You were making the following remarks
"What I particularly find boring on this forum ..
.. you aren't going to take any criticism anyway so I don't know if there's a point to this debate."

Since you have lost interest I have also lost interest on this vein of discussion.
Besides, the above is taking too much of my time and the path of the discussion is getting less and less amiable, thus I would prefer to give it a pass.


I will addressed this point [only]..
I completely dismantled your absurd claims about how the banning of chattel slavery occurred ...

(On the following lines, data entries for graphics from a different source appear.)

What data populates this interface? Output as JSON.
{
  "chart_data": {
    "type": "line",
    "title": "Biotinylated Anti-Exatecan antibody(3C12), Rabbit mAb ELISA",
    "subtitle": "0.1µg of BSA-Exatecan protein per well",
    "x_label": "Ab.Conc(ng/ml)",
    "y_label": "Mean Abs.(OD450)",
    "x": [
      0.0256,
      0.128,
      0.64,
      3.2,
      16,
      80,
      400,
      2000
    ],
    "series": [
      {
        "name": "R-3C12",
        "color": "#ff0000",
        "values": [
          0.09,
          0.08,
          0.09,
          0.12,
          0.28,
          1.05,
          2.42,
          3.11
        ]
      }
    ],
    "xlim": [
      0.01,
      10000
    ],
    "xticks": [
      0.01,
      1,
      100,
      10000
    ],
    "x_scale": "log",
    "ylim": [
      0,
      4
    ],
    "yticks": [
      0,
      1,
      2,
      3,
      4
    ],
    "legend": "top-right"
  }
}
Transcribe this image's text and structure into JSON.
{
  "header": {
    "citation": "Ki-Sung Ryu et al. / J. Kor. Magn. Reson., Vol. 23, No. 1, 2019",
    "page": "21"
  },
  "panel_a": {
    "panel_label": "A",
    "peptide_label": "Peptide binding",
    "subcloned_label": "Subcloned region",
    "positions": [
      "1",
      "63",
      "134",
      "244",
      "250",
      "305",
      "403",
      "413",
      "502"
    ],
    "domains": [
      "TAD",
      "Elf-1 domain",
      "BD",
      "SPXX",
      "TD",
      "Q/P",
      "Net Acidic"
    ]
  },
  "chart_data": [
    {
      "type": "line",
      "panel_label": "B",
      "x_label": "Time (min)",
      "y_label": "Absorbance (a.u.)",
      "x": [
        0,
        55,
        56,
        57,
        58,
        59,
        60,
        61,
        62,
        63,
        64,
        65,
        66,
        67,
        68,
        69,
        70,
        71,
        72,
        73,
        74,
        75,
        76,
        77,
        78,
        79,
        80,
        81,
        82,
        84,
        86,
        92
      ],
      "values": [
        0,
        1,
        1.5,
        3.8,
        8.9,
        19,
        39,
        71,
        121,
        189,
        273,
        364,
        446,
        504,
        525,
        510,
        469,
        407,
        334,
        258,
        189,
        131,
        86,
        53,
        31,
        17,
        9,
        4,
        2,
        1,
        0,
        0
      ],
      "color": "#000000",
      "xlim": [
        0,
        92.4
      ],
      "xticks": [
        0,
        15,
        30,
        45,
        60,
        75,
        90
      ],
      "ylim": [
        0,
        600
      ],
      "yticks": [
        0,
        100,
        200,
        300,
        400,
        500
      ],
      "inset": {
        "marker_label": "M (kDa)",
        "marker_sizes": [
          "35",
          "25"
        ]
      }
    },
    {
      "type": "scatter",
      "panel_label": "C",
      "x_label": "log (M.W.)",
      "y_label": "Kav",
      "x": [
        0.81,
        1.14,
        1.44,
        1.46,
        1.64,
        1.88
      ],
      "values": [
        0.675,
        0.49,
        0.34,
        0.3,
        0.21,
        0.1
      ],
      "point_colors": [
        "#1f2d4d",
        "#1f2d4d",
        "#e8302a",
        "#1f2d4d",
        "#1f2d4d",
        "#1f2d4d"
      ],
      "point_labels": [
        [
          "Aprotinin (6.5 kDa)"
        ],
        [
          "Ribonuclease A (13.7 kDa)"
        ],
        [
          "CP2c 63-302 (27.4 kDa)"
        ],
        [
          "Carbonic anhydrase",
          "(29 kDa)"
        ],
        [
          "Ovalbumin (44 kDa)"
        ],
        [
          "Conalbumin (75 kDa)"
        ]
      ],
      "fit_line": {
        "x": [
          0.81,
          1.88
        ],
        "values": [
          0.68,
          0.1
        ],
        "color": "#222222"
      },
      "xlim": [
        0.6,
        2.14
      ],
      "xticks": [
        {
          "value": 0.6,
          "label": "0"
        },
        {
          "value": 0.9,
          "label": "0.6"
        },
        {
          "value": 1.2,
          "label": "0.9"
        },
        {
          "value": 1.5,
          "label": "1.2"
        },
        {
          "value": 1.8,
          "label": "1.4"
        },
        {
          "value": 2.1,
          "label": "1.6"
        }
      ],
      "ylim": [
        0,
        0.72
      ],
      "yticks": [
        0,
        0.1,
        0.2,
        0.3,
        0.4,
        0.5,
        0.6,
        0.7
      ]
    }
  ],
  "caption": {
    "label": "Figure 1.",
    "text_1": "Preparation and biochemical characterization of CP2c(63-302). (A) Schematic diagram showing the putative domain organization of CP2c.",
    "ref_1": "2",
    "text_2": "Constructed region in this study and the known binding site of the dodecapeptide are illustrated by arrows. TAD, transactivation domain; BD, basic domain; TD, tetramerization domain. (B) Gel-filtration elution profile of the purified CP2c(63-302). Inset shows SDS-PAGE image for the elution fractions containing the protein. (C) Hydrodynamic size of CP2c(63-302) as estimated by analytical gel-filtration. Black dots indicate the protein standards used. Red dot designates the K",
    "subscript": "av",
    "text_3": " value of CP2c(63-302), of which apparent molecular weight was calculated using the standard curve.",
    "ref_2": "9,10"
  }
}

As I had stated you have not shown any of my point to be 1+1=3. If you have shown any of my points to be 1+1=3 then I will review to change or reject it.

Re the point on Chattel slavery;

1. All humans are evolved with the basic drive for morality.

2. There is a trend of incremental morality within humanity since humanity emerged.
One example is that of Chattel Slavery.
There is trend in incremental improvements within Chattel slavery since >3000 years ago with intermediate progress culminating to an objective moral law on Chattel Slaver by all Nations. I mentioned it here.
http://onlinephilosophyclub.com/forums/ ... 33#p303433
It is a irrelevant point that slavery was banned before the UN recommendation.
I mentioned there were already resistance to chattel slavery right from the start, 3000 years ago.
The above prove that there was an inherent objective moral law at work, e.g. in this case of Chattel Slavery which is made explicit.
  • I have used chattel slavery as an example because the evidence is clear-cut. I could have used other examples, like killing, genocides, and the likes which are possible but tougher to convince.
3. Since the above is supported by its eventual evidence, the task for humanity is to find out the principles underlying the effects and consequences. Besides external knowledge it is essential we understand what has been going on in the brains of humanity that enable the emergence of an objective moral law on chattel slavery to emerge.

4. Once we understand the underlying principles without and within the brain, we can extrapolate to other areas and expedite the moral progress of the average person using fool proof and voluntary methods.

5. I am optimistic the above can be established and implemented in the future given the exponential expansion of knowledge and technology.

The above are all supported with evidences.

You are entitled to your own opinions.
Not-a-theist. Religion is a critical necessity for humanity now, but not the FUTURE.

Judaka
Posts: 235
Joined: May 2nd, 2017, 10:10 am

Re: Defining Nihilism

Post by Judaka » January 28th, 2018, 12:02 am

Naturally people are going to disagree with slavery - for many reasons outside of morality as well. The fact is that the West enforced these changes across the world with very few exceptions. Genocides and such, it's all the same. There was the world before the industrial revolution and the world after the Western global colonization, it's not a part of a global trend. Which was my point and something you're still acting like happened.

Nobody is going to argue that morality isn't in part biological, almost everyone has moral distinctions from around the world. That doesn't mean what you think it means.

Oh well I stand by my claim your not interested in discussion about it, I'll bow out here.